Del’s Dairy Farm is a farmstead small-batch ice cream company located in New York’s Hudson Valley. The company offers a range of adult-centric flavors including Coffee Toffee, which is robust and bright coffee ice cream with toasty toffee bites, and Lavender Honey Blueberry, which is lavender-flavored ice cream sweetened with New York State honey and ripples of bright blueberry jam. The latter speaks to the growing number of adults who are hungry for physical, spiritual and emotional gratification. 

“The pandemic amplified loneliness,” according to Eve Turow-Paul, author of “Hungry: Avocado Toast, Instagram Influencers, and Our Search for Connection and Meaning,” and executive director of Food for Climate League. “People are looking for control. They are turning to food to fulfill those unmet needs. You cannot ignore the fact that people are in crisis.

“Food is home,” says Turow-Paul. “Food is comfort, and we can really use food to create that sense of purpose and meaning in our lives.

“There’s never been a more important time to work in the food space,” she says. “Food is our answer to the climate crisis, as well as mental health and well-being.”
Ice cream, along with other dairy products, can do all of this. 

According to Dairy Management Inc., research shows there’s a heightened emphasis on mental and emotional wellbeing, and consumers are looking for products that calm. There is projected growth associated with products that calm, and these benefits are of particular interest with Gen Z consumers, those who are fresh out of college and have started adulting.  

Research shows that among dairy consumers, 22% use dairy products to calm themselves and 24% are currently not using dairy products to calm themselves but would like to for this benefit. Creaminess is a key attribute across all dairy categories that consumers crave for calming products, according to MaryAnne Drake, director of the Southeast Dairy Foods Research Center, and professor at North Carolina State University. 

In addition to ice cream being able to calm, innovative flavors based on global cuisines help adults escape reality, which assists with satisfying their emotional appetites. That is something Alec’s Ice Cream provides. 

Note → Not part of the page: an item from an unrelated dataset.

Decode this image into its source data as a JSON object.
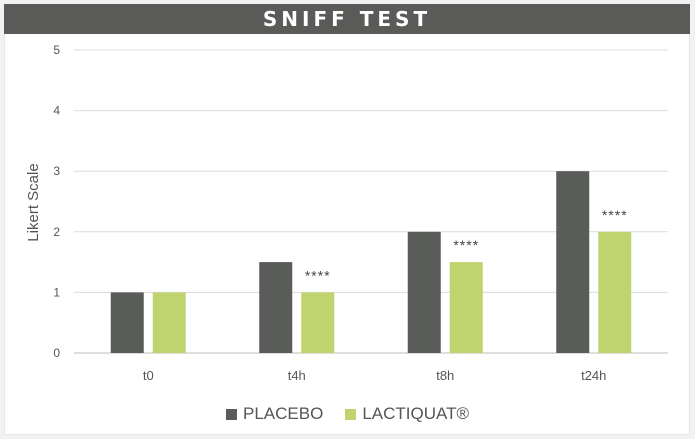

In addition to providing an array of adult-centric flavors, Alec’s Ice Cream also speaks to the emotional hunger that comes with adulting, especially when trying to think of the future. The company uses the world’s only certified regenerative organic A2 dairy and carbon-neutral regenerative cane sugar. 

“They come from good places, do good things for our planet and make taste buds feel extra good, too,” according to the company. 

Unilever “warms” up freezers to help fight climate change.

Unilever’s Climate Transition Action Plan sets out the steps the company will take to reduce emissions to zero within its own operations by 2030 and to net zero across its value chain by 2039. 

Roy Horne, head of climate action for the ice cream business group at Unilever explains why the frozen food industry needs to take action to reduce its carbon footprint, and how warming up the cold chain will be a key part of the process.

“The cold chain is everything involved from the ice cream being churned in our factories, right the way through to the point you or I take it out of the cabinet or out of our home freezer,” says Horne. “All the way through it needs to be maintained at an average temperature of -20°C. So that involves refrigerated storage. It means refrigerated trucks, it means refrigerated sales cabinets, it means home freezers. It’s the whole process that requires refrigeration.”

Ice cream has historically been stored at around -18°C. A few years ago, some of Unilever’s research and development team began challenging that temperature. This led the company to investigate the possibility of changing the product to increase the supply chain temperature to save energy.